L’occhio contemplativo è, fondamentalmente, l’occhio filosofico – ma anche quello poetico! –, che, come dice Merleau Ponty, «ammette che ci sono cose da vedere e da dire» e ci ingiunge, di conseguenza, di «risvegliarci» dal torpore della visione usuale, per rinnovare l’immagine del mondo.
– Di rilievo è, da ultimo, la distinzione tra l’occhio che brama e l’occhio che seduce.
L’occhio che brama, generatore di inquietudini, è sguardo che aggredisce la vittima, ma, a differenza della bocca, la cui voracità distrugge, questo tipo d’occhio tende a sedurre in negativo, a lasciare vivere la vittima, ma solo biologicamente, per poterla reificare, renderla cosa tra le cose, esercitando così una signoria assoluta su di lei e facendo dipendere ogni significato della sua esistenza dall’occhio che la controlla e che, bramandola, la afferra, la stringe e la costringe, a differenza del gesto, per esempio la carezza, che lambisce e sfiora delicatamente l’altro rispettandone il mistero nella sua interezza.
L’occhio che seduce, invece, tende a «condurre in disparte» – come emerge dal primo significato di seduzione –, in un altrove, dove i significati abituali mutano e una nuova forza dirompente, in questo caso l’amore, crea nuovi equilibri e incontaminati assetti psicologici ed esistenziali, in un inesausto traboccare di energia vitale, vera forza motrice dell’amore.

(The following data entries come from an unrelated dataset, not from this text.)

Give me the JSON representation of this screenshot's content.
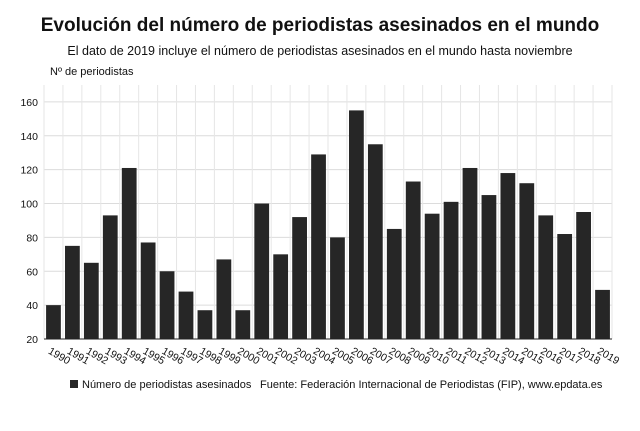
{
  "title": "Evolución del número de periodistas asesinados en el mundo",
  "subtitle": "El dato de 2019 incluye el número de periodistas asesinados en el mundo hasta noviembre",
  "source": "Fuente: Federación Internacional de Periodistas (FIP), www.epdata.es",
  "colors": {
    "bar": "#262626",
    "grid": "#dcdcdc"
  },
  "chart_data": {
    "type": "bar",
    "title": "Evolución del número de periodistas asesinados en el mundo",
    "subtitle": "El dato de 2019 incluye el número de periodistas asesinados en el mundo hasta noviembre",
    "ylabel": "Nº de periodistas",
    "xlabel": "",
    "ylim": [
      20,
      170
    ],
    "yticks": [
      20,
      40,
      60,
      80,
      100,
      120,
      140,
      160
    ],
    "grid": true,
    "legend_position": "bottom-left",
    "categories": [
      "1990",
      "1991",
      "1992",
      "1993",
      "1994",
      "1995",
      "1996",
      "1997",
      "1998",
      "1999",
      "2000",
      "2001",
      "2002",
      "2003",
      "2004",
      "2005",
      "2006",
      "2007",
      "2008",
      "2009",
      "2010",
      "2011",
      "2012",
      "2013",
      "2014",
      "2015",
      "2016",
      "2017",
      "2018",
      "2019"
    ],
    "series": [
      {
        "name": "Número de periodistas asesinados",
        "values": [
          40,
          75,
          65,
          93,
          121,
          77,
          60,
          48,
          37,
          67,
          37,
          100,
          70,
          92,
          129,
          80,
          155,
          135,
          85,
          113,
          94,
          101,
          121,
          105,
          118,
          112,
          93,
          82,
          95,
          49
        ]
      }
    ]
  }
}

I nostri personali bilanci, le nostre esigenze, i nostri profitti sono spazzati via dall’occhio che seduce, che ci fa innamorare, ci fa prendere coscienza di altre aspirazioni, di altri bisogni, di altre visioni del mondo.

La metafora della strada

Rieducare i giovani allo stupore significa, poi, recuperare anche l’arte del camminare, del vivere la strada:
– La strada si configura come spazialità non solo fisica ma anche e soprattutto metaforica, oltre che potente generatrice simbolica: deve essere alimentata senza posa, nel momento in cui ci accingiamo a percorrerla o la stiamo di fatto percorrendo, dallo stupore, cioè da quel dilatarsi delle pupille da cui germina ogni forma di conoscenza che non voglia configurarsi come semplice e sbiadita fotografia del mondo, bensì come radicale, entusiastica meditazione sui multiformi paesaggi che incontriamo lungo il cammino.

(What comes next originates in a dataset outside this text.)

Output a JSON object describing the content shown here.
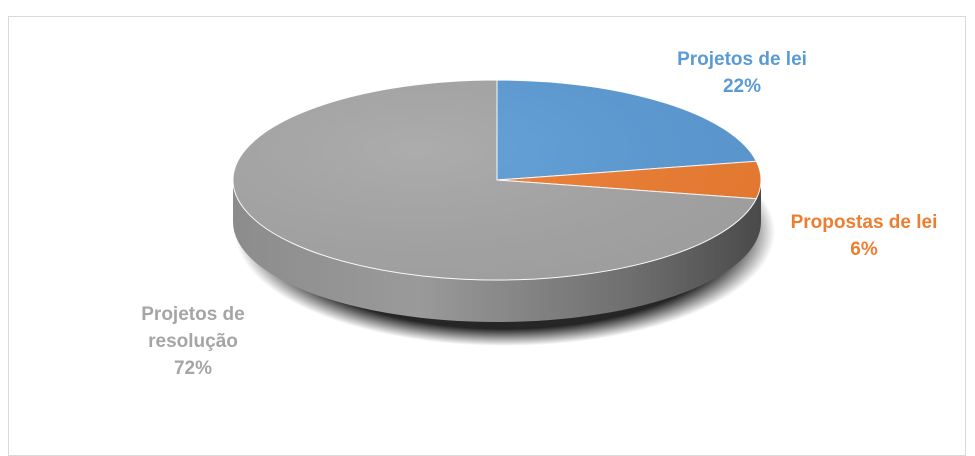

– Lungo le strade del mondo, dove l’itinerario geografico diventa segno dell’anima, nasce la consapevolezza che l’uomo è da sempre abitato dall’illusione di essere partito verso una meta, quando in realtà non si è mai mosso, ma anche dall’imprevisto, dallo stupore di scoprire, dilatando le pupille, qualcosa di assolutamente nuovo, diverso, originale, anche lungo un sentiero magari più volte battuto, ma con le palpebre abbassate.
– Percorrere con stupore una strada significa vincere la paralisi di un pensiero murato in una dimensione omologante per aprirsi, come ci suggerisce Natoli, all’incanto, all’inusuale, all’inatteso che attrae, insomma al coraggio di sprofondare lo sguardo sul quotidiano de-banalizzandolo, de-reificandolo, de-opacizzando, per scorgerne segni, enigmi, vissuti sempre diversi, e per questo inaspettati, ovvero meravigliosi.

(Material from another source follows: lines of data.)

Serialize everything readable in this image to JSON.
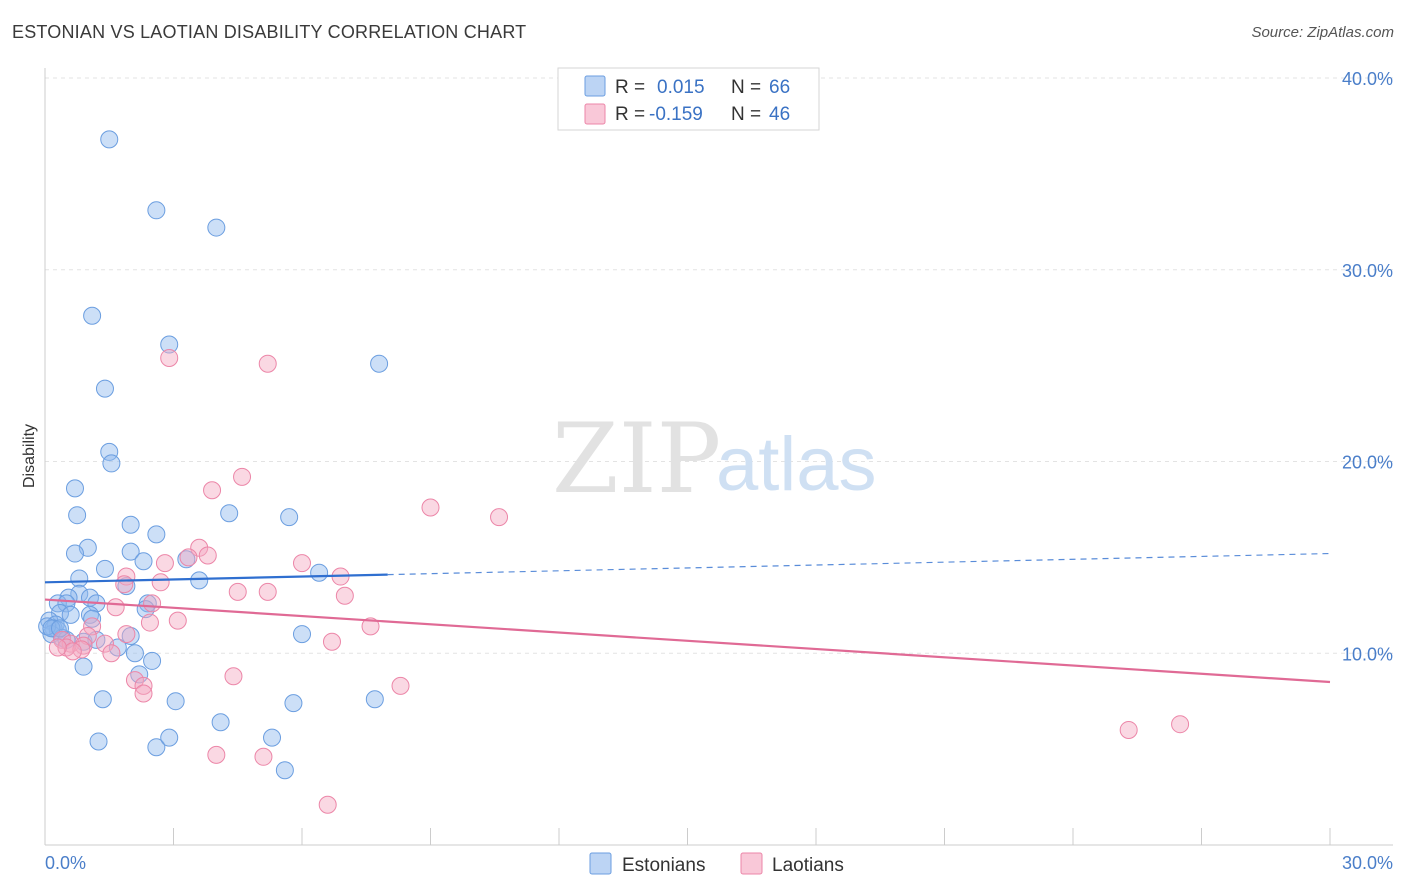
{
  "header": {
    "title": "ESTONIAN VS LAOTIAN DISABILITY CORRELATION CHART",
    "source": "Source: ZipAtlas.com"
  },
  "watermark": {
    "zip": "ZIP",
    "atlas": "atlas"
  },
  "legend": {
    "rows": [
      {
        "r_label": "R =",
        "r_value": "0.015",
        "n_label": "N =",
        "n_value": "66",
        "color": "#8fb8ee"
      },
      {
        "r_label": "R =",
        "r_value": "-0.159",
        "n_label": "N =",
        "n_value": "46",
        "color": "#f4a9c2"
      }
    ]
  },
  "chart_data": {
    "type": "scatter",
    "title": "ESTONIAN VS LAOTIAN DISABILITY CORRELATION CHART",
    "xlabel": "",
    "ylabel": "Disability",
    "xlim": [
      0,
      30
    ],
    "ylim": [
      0,
      40
    ],
    "x_tick_labels": [
      {
        "value": 0,
        "label": "0.0%"
      },
      {
        "value": 30,
        "label": "30.0%"
      }
    ],
    "y_tick_labels": [
      {
        "value": 10,
        "label": "10.0%"
      },
      {
        "value": 20,
        "label": "20.0%"
      },
      {
        "value": 30,
        "label": "30.0%"
      },
      {
        "value": 40,
        "label": "40.0%"
      }
    ],
    "grid": true,
    "series": [
      {
        "name": "Estonians",
        "color": "#8fb8ee",
        "stroke": "#6b9ee0",
        "line_color": "#2f6fd0",
        "trend": {
          "x0": 0.0,
          "y0": 13.7,
          "x1": 8.0,
          "y1": 14.1,
          "x_dash_end": 30.0,
          "y_dash_end": 15.2
        },
        "points": [
          [
            1.5,
            36.8
          ],
          [
            2.6,
            33.1
          ],
          [
            4.0,
            32.2
          ],
          [
            1.1,
            27.6
          ],
          [
            2.9,
            26.1
          ],
          [
            7.8,
            25.1
          ],
          [
            1.4,
            23.8
          ],
          [
            1.5,
            20.5
          ],
          [
            1.55,
            19.9
          ],
          [
            0.7,
            18.6
          ],
          [
            0.75,
            17.2
          ],
          [
            4.3,
            17.3
          ],
          [
            5.7,
            17.1
          ],
          [
            2.0,
            16.7
          ],
          [
            2.6,
            16.2
          ],
          [
            1.0,
            15.5
          ],
          [
            0.7,
            15.2
          ],
          [
            2.0,
            15.3
          ],
          [
            3.3,
            14.9
          ],
          [
            2.3,
            14.8
          ],
          [
            1.4,
            14.4
          ],
          [
            6.4,
            14.2
          ],
          [
            0.8,
            13.9
          ],
          [
            3.6,
            13.8
          ],
          [
            1.9,
            13.5
          ],
          [
            0.8,
            13.1
          ],
          [
            0.55,
            12.9
          ],
          [
            1.05,
            12.9
          ],
          [
            0.3,
            12.6
          ],
          [
            0.5,
            12.6
          ],
          [
            1.2,
            12.6
          ],
          [
            2.4,
            12.6
          ],
          [
            2.35,
            12.3
          ],
          [
            0.35,
            12.1
          ],
          [
            0.6,
            12.0
          ],
          [
            1.05,
            12.0
          ],
          [
            0.1,
            11.7
          ],
          [
            0.25,
            11.5
          ],
          [
            1.1,
            11.8
          ],
          [
            0.2,
            11.3
          ],
          [
            0.3,
            11.2
          ],
          [
            0.15,
            11.0
          ],
          [
            0.05,
            11.4
          ],
          [
            0.4,
            10.8
          ],
          [
            0.5,
            10.7
          ],
          [
            0.9,
            10.6
          ],
          [
            1.2,
            10.7
          ],
          [
            6.0,
            11.0
          ],
          [
            2.0,
            10.9
          ],
          [
            1.7,
            10.3
          ],
          [
            2.1,
            10.0
          ],
          [
            2.5,
            9.6
          ],
          [
            0.9,
            9.3
          ],
          [
            2.2,
            8.9
          ],
          [
            1.35,
            7.6
          ],
          [
            3.05,
            7.5
          ],
          [
            5.8,
            7.4
          ],
          [
            7.7,
            7.6
          ],
          [
            4.1,
            6.4
          ],
          [
            1.25,
            5.4
          ],
          [
            2.6,
            5.1
          ],
          [
            2.9,
            5.6
          ],
          [
            5.3,
            5.6
          ],
          [
            5.6,
            3.9
          ],
          [
            0.15,
            11.3
          ],
          [
            0.35,
            11.3
          ]
        ]
      },
      {
        "name": "Laotians",
        "color": "#f4a9c2",
        "stroke": "#ec86a8",
        "line_color": "#e06a95",
        "trend": {
          "x0": 0.0,
          "y0": 12.8,
          "x1": 30.0,
          "y1": 8.5
        },
        "points": [
          [
            2.9,
            25.4
          ],
          [
            5.2,
            25.1
          ],
          [
            4.6,
            19.2
          ],
          [
            3.9,
            18.5
          ],
          [
            9.0,
            17.6
          ],
          [
            10.6,
            17.1
          ],
          [
            3.6,
            15.5
          ],
          [
            3.8,
            15.1
          ],
          [
            3.35,
            15.0
          ],
          [
            2.8,
            14.7
          ],
          [
            6.0,
            14.7
          ],
          [
            6.9,
            14.0
          ],
          [
            1.9,
            14.0
          ],
          [
            2.7,
            13.7
          ],
          [
            1.85,
            13.6
          ],
          [
            4.5,
            13.2
          ],
          [
            5.2,
            13.2
          ],
          [
            7.0,
            13.0
          ],
          [
            2.5,
            12.6
          ],
          [
            1.65,
            12.4
          ],
          [
            3.1,
            11.7
          ],
          [
            2.45,
            11.6
          ],
          [
            7.6,
            11.4
          ],
          [
            1.1,
            11.4
          ],
          [
            1.0,
            10.9
          ],
          [
            0.4,
            10.7
          ],
          [
            0.6,
            10.5
          ],
          [
            6.7,
            10.6
          ],
          [
            1.4,
            10.5
          ],
          [
            0.9,
            10.4
          ],
          [
            0.5,
            10.3
          ],
          [
            0.85,
            10.2
          ],
          [
            0.65,
            10.1
          ],
          [
            1.55,
            10.0
          ],
          [
            0.3,
            10.3
          ],
          [
            1.9,
            11.0
          ],
          [
            4.4,
            8.8
          ],
          [
            8.3,
            8.3
          ],
          [
            2.1,
            8.6
          ],
          [
            2.3,
            8.3
          ],
          [
            2.3,
            7.9
          ],
          [
            4.0,
            4.7
          ],
          [
            5.1,
            4.6
          ],
          [
            6.6,
            2.1
          ],
          [
            25.3,
            6.0
          ],
          [
            26.5,
            6.3
          ]
        ]
      }
    ]
  },
  "bottom_legend": [
    {
      "label": "Estonians",
      "color": "#8fb8ee"
    },
    {
      "label": "Laotians",
      "color": "#f4a9c2"
    }
  ]
}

– La strada rinvia alla dialettica nostalgia-speranza come cifra suprema del nostro stare al mondo: nostalgia, o meglio malinconia, per il perduto per sempre, che può tracimare nella rassegnata disperazione di chi arresta il proprio cammino consegnandolo alla muta voce dell’anima che più non si spalanca sul mondo, o ardente speranza di articolare la propria esistenza entro nuovi e vitali itinerari.
– Ma, soprattutto, il camminare diventa autentica forma di meditazione, nella misura in cui sappiamo riconoscere negli innumerevoli volti incontrati il segno più vero di un’umanità capace di donarci senso, aprirci, con la forza dirompente del dialogo, interrogativi sempre nuovi, stordirci interiormente, a causa della pietà, dello sbigottimento che proviamo di fronte ai loro lutti, a quelle originarie, profonde lacerazioni che da sempre contrassegnano il nostro vivere malcerto.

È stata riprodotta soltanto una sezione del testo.